Fix: Always validate your data. Run quick statistical summaries. Ask basic questions like “Are these distributions expected?” or “Why do we have so many rows with the same label?” A 10-minute data review can save weeks of rework.
Source:- heavy.ai
4.3) Assumption of Functionality
A model may technically work, but still deliver a poor user experience. Recommending the same product someone just purchased last week, while logical from a model’s perspective, may seem irrelevant or annoying to a user.
Fix: Define clear behavioral expectations in advance. Ask the business team early on what would make a recommendation feel useful or frustrating?
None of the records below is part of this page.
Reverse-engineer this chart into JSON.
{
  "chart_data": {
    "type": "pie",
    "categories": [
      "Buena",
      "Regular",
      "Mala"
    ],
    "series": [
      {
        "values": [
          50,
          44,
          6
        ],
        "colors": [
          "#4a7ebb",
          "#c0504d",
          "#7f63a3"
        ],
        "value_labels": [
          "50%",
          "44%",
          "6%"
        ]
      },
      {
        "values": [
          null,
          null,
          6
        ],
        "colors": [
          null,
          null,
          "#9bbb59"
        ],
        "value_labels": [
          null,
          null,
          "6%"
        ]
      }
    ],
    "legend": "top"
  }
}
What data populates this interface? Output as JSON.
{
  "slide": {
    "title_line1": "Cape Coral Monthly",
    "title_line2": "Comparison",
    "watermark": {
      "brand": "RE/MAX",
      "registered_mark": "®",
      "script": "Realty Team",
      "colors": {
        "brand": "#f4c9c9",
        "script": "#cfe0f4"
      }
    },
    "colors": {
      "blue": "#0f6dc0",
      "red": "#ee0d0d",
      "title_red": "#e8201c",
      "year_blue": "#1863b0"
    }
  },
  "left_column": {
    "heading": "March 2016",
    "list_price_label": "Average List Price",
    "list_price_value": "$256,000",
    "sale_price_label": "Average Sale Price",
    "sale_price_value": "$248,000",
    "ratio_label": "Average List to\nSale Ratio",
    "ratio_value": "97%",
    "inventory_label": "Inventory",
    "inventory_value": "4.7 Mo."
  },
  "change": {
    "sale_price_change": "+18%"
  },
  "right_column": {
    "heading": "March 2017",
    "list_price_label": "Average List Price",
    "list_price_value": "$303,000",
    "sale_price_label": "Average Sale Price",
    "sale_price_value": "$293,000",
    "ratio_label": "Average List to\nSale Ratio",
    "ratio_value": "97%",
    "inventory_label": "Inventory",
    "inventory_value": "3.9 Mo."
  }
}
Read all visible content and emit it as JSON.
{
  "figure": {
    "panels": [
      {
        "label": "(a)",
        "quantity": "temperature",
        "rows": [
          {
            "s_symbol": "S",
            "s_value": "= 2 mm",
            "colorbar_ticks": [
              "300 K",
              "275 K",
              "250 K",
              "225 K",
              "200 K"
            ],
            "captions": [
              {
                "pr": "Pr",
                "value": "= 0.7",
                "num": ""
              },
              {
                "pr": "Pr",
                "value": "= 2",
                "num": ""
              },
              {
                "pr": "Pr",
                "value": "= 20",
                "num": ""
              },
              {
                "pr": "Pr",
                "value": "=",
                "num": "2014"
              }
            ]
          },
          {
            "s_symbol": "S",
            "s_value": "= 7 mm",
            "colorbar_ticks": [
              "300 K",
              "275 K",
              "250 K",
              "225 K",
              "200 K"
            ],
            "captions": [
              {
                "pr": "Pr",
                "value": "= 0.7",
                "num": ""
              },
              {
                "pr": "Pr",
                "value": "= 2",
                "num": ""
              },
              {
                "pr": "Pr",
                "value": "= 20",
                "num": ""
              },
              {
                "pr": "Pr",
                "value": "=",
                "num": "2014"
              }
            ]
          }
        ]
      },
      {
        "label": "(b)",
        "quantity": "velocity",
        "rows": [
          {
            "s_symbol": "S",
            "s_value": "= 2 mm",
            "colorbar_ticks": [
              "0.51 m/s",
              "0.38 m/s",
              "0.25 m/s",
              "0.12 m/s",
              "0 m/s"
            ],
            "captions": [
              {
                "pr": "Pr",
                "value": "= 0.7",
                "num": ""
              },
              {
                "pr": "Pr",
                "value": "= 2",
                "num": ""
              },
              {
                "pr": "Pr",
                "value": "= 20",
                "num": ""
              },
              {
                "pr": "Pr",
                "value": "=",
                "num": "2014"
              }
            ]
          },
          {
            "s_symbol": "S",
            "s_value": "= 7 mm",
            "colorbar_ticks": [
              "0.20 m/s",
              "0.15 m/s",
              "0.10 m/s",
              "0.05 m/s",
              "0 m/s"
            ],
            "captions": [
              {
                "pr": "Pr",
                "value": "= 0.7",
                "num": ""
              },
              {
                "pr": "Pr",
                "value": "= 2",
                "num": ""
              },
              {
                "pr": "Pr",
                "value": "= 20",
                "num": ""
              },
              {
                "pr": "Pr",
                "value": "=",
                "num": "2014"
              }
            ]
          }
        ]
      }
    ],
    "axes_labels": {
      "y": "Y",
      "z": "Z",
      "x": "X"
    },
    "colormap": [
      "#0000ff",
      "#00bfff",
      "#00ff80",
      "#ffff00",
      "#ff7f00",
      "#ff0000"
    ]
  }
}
Case Study: Grocery App Recommender Backlash
In one grocery delivery app, a demo showed users getting recommendations for detergent they had just ordered the week before. The ML team saw it as correct behavior. The business team saw it as a broken experience. The fix was simple, filter out recent purchases, but it required clarity in scope, not complexity in modeling.
4.4) Curse of Knowledge
ML teams sometimes speak in advanced technical terms without realizing that their audience may not have the same background. RMSE, attention scores, loss functions, these may mean little to someone focused on business impact.
Fix: Start your explanation at a high level. Let the audience guide how deep you go. Focus on clarity over precision when discussing technical decisions with non-technical teams.
4.5) Analysis Paralysis
With so many options available, it’s easy for ML teams to try every possible model or algorithm in search of the “perfect” one. But trying too many things at once can paralyze progress.
Fix: Choose a simple, explainable approach that fits the problem well enough to test. You can always build on it later. Focus on delivering a working solution, not the most elegant one on paper.